Je viens juste de regarder l’excellente série d’interviews enregistrées de Max Blumenthal et les commentaires des participants à l’AIPAC 2011. En tant que juif, que dis-je, en tant qu’être humain, il est déchirant de voir des créatures apparemment dotées de sensibilité limiter leur esprit critique d’une façon aussi évidente, dégradante, dans le but de servir un projet colonial du XXIè siècle. « Vous rejetez constamment la paix », affirme l’un. « Nous avons gagné la guerre. Vous êtes battus. C’est "notre terre" », affirme l’autre.

Outre un déni récurrent, éhonté de l’occupation militaire israélienne, l’une des affirmations reprises le plus fréquemment, c’est que les citoyens palestiniens d’Israël vivraient mieux que les Arabes des pays voisins. Les sionistes adorent dire cela (tout en écartant délibérément les inégalités endémiques, la plupart sur une base ethnique, qui balayent de tels arguments). Par exemple, il y a des jeunes hommes, tout excités mais incohérents, qui disent « Je suis un juif israélien et j’ai des amis arabes israéliens, en Israël, et ils sont tout à fait à l’aise... en Israël. Je les ai comme amis sur Facebook. » Attendez là, voudriez-vous dire que les Palestiniens d’Israël sont autorisés à utiliser Facebook ?

Si j’essayais de concevoir des sujets de discussions sionistes (ce que, par bonheur, je ne suis pas !), je ne suivrais certainement pas cette voie-là. On ne peut pas comparer de façon pertinente un groupe de citoyens d’un pays à un autre groupe de la même ethnie vivant dans d’autres pays.
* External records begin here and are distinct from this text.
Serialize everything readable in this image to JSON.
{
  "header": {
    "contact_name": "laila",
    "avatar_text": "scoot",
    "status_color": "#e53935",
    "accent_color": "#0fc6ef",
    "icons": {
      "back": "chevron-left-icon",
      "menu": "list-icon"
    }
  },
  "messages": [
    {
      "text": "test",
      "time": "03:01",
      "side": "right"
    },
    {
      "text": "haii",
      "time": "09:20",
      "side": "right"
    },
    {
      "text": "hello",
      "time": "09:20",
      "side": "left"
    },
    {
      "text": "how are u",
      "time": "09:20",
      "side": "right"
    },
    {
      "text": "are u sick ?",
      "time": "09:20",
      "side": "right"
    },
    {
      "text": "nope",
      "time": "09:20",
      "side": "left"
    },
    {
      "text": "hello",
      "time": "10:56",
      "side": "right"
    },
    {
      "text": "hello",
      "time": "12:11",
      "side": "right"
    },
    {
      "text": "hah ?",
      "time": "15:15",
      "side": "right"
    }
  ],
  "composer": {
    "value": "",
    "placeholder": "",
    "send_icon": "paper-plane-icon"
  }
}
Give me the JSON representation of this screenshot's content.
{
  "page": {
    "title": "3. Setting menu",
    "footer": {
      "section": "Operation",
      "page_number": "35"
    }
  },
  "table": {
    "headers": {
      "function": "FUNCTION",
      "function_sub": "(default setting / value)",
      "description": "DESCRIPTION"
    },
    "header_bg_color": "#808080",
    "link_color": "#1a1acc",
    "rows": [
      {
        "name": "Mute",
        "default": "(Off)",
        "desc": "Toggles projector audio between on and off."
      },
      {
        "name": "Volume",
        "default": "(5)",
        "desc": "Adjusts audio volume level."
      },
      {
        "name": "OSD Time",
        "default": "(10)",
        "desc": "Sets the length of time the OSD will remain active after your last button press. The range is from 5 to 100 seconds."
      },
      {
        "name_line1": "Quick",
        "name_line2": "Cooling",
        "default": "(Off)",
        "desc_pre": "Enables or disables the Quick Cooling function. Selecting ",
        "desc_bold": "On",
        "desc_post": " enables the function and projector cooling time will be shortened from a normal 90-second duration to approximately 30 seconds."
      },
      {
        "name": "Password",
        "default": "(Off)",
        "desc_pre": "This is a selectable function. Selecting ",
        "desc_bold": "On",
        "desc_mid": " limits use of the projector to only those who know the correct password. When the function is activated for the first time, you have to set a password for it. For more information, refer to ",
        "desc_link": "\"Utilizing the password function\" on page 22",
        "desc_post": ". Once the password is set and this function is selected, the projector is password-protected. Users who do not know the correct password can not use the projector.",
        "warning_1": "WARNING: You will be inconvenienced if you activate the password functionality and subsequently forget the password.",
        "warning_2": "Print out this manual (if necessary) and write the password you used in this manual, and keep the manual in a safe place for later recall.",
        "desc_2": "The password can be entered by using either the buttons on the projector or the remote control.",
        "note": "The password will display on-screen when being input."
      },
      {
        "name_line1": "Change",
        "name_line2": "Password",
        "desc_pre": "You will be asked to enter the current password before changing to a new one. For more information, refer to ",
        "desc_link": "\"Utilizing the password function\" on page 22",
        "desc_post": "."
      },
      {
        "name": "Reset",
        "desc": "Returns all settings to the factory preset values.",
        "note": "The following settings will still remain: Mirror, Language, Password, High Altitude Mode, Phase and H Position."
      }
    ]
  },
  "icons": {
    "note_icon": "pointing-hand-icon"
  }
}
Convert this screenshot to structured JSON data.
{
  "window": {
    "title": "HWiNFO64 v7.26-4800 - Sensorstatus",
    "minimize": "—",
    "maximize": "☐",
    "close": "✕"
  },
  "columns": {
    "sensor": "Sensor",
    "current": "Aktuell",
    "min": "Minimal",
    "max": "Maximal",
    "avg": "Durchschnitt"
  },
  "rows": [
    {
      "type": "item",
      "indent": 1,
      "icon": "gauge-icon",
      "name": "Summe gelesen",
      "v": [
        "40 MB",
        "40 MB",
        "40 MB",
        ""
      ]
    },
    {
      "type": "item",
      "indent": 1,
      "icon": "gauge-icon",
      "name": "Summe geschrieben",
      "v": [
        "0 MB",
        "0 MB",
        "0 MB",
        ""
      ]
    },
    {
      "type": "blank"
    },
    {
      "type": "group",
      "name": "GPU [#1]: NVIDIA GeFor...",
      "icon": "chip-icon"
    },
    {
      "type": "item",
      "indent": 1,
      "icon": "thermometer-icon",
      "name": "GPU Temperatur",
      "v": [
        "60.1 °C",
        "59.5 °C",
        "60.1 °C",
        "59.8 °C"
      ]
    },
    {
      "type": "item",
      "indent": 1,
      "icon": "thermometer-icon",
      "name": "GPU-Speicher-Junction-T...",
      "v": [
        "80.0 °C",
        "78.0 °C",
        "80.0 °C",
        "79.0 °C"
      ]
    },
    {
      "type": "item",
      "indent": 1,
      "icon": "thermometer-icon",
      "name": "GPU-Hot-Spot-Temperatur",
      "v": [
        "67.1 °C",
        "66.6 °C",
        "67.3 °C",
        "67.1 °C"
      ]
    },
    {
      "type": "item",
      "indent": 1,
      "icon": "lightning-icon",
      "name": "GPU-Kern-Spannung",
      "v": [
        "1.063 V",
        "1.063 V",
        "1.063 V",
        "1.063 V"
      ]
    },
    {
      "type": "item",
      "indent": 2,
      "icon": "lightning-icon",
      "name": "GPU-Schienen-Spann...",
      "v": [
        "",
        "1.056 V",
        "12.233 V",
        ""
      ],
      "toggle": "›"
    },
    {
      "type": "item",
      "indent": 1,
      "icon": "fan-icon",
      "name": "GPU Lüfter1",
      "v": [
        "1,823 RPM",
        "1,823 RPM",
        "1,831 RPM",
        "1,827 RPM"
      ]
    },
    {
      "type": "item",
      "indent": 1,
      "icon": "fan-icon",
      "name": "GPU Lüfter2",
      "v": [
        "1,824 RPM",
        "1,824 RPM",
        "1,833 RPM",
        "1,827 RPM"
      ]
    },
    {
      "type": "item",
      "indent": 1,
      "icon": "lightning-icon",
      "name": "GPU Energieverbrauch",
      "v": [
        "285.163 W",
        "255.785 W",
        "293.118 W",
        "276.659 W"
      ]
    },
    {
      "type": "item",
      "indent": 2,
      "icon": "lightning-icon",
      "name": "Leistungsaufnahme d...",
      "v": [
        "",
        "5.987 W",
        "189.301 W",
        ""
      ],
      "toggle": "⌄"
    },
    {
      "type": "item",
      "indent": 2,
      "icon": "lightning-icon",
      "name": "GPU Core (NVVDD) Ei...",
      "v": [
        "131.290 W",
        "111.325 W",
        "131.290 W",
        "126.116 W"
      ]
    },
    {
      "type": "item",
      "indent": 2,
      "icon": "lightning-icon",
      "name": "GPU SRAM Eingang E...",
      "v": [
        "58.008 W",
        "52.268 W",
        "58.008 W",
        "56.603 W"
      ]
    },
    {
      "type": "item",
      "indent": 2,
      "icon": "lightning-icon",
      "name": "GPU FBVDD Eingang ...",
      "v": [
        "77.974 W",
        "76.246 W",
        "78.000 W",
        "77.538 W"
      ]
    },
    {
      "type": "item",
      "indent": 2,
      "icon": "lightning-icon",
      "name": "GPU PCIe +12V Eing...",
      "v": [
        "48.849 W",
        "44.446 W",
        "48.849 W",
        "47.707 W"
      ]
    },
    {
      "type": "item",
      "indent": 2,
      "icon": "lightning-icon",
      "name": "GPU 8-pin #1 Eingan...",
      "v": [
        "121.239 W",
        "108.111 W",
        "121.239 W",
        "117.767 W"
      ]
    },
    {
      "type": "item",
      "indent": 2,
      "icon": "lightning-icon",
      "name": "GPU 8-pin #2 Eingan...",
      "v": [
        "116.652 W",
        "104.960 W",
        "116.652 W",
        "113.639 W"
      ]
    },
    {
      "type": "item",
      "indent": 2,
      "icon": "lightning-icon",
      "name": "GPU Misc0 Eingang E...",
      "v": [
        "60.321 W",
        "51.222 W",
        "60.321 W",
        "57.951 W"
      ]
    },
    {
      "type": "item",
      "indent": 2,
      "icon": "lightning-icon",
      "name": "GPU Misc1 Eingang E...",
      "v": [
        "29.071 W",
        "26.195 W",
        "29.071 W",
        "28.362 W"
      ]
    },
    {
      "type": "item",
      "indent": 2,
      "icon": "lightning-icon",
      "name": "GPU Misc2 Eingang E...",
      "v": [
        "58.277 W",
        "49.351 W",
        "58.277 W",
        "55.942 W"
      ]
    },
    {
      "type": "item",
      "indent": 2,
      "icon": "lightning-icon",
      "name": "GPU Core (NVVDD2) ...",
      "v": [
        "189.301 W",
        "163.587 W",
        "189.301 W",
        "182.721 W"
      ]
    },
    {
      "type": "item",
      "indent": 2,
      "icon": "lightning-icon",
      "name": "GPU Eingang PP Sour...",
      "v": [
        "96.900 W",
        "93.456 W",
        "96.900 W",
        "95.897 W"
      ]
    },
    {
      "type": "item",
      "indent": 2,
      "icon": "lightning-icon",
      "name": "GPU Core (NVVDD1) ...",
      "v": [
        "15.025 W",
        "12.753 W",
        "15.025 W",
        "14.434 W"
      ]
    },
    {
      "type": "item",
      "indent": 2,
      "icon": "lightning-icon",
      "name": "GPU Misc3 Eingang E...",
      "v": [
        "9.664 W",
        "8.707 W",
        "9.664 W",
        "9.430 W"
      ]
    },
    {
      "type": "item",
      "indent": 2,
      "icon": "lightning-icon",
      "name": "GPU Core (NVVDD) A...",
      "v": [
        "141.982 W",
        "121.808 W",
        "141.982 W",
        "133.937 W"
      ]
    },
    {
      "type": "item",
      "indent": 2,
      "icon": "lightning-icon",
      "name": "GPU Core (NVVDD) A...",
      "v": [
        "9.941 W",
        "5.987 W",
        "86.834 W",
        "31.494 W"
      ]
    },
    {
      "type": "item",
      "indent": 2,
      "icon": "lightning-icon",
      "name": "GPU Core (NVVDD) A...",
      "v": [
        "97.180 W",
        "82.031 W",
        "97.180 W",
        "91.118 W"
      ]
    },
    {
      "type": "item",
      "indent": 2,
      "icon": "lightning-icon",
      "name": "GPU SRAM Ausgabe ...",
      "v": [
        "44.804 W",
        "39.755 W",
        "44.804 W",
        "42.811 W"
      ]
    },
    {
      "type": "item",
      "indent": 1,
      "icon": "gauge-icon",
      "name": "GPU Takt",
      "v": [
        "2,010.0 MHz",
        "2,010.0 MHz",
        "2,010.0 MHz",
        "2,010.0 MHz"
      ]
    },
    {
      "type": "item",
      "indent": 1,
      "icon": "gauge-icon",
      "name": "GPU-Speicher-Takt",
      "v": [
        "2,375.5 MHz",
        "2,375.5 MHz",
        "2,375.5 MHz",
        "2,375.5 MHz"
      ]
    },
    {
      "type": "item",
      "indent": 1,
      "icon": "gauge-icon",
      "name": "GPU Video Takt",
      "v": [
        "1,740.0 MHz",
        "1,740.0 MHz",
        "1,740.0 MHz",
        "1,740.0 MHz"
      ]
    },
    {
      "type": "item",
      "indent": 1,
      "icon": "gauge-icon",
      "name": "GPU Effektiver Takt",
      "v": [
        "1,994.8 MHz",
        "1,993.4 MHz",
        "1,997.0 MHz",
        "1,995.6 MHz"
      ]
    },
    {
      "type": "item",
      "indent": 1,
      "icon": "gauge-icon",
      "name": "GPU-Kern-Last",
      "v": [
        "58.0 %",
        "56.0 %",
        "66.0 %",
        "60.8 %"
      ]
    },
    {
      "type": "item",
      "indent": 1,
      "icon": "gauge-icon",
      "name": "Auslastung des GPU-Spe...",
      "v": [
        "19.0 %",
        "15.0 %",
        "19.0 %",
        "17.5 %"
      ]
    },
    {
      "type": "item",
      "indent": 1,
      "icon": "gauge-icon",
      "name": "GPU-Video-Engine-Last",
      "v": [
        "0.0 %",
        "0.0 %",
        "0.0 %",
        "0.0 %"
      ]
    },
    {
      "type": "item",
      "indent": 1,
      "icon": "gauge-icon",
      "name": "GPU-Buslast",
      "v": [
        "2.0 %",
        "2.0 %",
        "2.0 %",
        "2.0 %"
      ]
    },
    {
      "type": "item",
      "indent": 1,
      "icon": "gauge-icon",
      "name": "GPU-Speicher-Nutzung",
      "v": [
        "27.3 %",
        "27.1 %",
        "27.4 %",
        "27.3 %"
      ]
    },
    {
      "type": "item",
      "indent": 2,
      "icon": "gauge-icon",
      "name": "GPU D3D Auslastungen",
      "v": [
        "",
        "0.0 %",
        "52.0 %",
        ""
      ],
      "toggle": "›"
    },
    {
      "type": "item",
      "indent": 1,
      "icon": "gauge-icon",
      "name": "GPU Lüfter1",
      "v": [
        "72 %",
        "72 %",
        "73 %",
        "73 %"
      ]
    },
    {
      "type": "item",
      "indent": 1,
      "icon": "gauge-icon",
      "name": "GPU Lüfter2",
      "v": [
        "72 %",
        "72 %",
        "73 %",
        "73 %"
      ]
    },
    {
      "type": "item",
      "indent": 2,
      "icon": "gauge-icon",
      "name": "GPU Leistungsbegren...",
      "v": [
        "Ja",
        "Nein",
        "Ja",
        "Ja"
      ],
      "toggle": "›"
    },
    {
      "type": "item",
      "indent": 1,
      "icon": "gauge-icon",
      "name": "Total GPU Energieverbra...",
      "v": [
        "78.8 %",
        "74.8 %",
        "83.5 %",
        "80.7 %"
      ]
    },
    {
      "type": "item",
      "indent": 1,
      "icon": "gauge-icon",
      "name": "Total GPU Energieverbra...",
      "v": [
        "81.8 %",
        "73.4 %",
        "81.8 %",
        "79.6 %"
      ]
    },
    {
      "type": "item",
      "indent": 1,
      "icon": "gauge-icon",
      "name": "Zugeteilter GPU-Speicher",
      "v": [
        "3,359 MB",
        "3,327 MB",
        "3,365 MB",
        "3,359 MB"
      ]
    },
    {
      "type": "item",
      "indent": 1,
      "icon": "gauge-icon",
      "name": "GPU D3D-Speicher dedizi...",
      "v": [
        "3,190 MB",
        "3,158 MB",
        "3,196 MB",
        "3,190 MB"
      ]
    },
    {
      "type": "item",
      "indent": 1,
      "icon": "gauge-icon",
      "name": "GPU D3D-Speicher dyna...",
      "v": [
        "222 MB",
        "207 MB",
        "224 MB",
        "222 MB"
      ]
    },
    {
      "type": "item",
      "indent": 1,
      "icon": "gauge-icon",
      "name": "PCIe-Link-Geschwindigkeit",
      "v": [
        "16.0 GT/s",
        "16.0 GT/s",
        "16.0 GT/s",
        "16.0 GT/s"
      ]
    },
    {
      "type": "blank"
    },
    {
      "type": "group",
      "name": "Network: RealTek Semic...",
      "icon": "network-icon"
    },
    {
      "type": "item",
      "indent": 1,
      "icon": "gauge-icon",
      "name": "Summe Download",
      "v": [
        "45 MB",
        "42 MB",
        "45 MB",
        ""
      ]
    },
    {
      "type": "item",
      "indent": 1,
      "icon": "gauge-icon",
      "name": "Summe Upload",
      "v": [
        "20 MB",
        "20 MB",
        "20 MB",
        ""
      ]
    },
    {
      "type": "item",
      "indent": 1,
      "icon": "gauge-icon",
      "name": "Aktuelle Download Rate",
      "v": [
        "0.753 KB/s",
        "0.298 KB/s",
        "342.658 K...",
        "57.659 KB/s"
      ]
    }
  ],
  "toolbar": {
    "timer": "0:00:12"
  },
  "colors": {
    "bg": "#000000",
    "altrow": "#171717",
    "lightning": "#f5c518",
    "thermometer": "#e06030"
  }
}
On ne peut pas par exemple décider que la ségrégation Jim Crow aux États-Unis a été un système séduisant de discrimination ethnique en comparant ses implications socio-économiques sur les Afro-Américains à la situation des Nigériens ou des Libériens. Si des juifs vivaient dans des ghettos en deux pays différents, que les ghettos de l’un de ces pays étaient plus salubres et avaient un niveau de vie plus élevé que les ghettos de l’autre pays, les conditions dans ce dernier pays ne pourraient justifier les conditions de l’autre. Pour une juste comparaison, il faut comparer avec les autres citoyens du même pays. Les Arabes palestiniens ne doivent pas être comparés aux Arabes des autres pays ; ils doivent être comparés au groupe ethnique dominant du pays, dont les privilèges et les ressources démontrent ce qui peut être fait pour cette population spécifique. Ce n’est pas difficile à saisir.

Mais, pour l’instant, laissons cela et voyons tout de même s’il est vrai que la situation des Arabes palestiniens est meilleure que celles des autres Arabes.

Les citoyens palestiniens d’Israël sont-ils mieux lotis que les Arabes des autres pays ?

D’une certaine façon, oui. Mais à bien des égards, non. Il est vrai, par exemple, qu’il y a plus de garanties d’expressions et de communications médiatiques que dans de nombreux pays arabes très répressifs. Mais les Palestiniens sont extrêmement sous-représentés dans les institutions politiques en Israël en comparaison des autres pays arabes ayant des gouvernements démocratiques et des parlements (les partis arabes détiennent actuellement seulement 14 des 120 sièges (11 %) à la Knesset israélienne, alors qu’ils représentent 20 % de la population). Ils occupent moins d’emplois dans la fonction publique (seulement 6,1 %, et cela malgré des décisions de justices qui exigent que ce taux augmente). Cette discrimination s’étend au secteur privé. Il y a moins de femmes arabes à travailler en Israël, du fait de la discrimination, que de femmes en Arabie Saoudite, ce bastion d’une ségrégation sexiste extrême, et à Oman. Le taux de la population active féminine arabe en Israël est inférieur de moitié à celui existant au Maroc et en Mauritanie.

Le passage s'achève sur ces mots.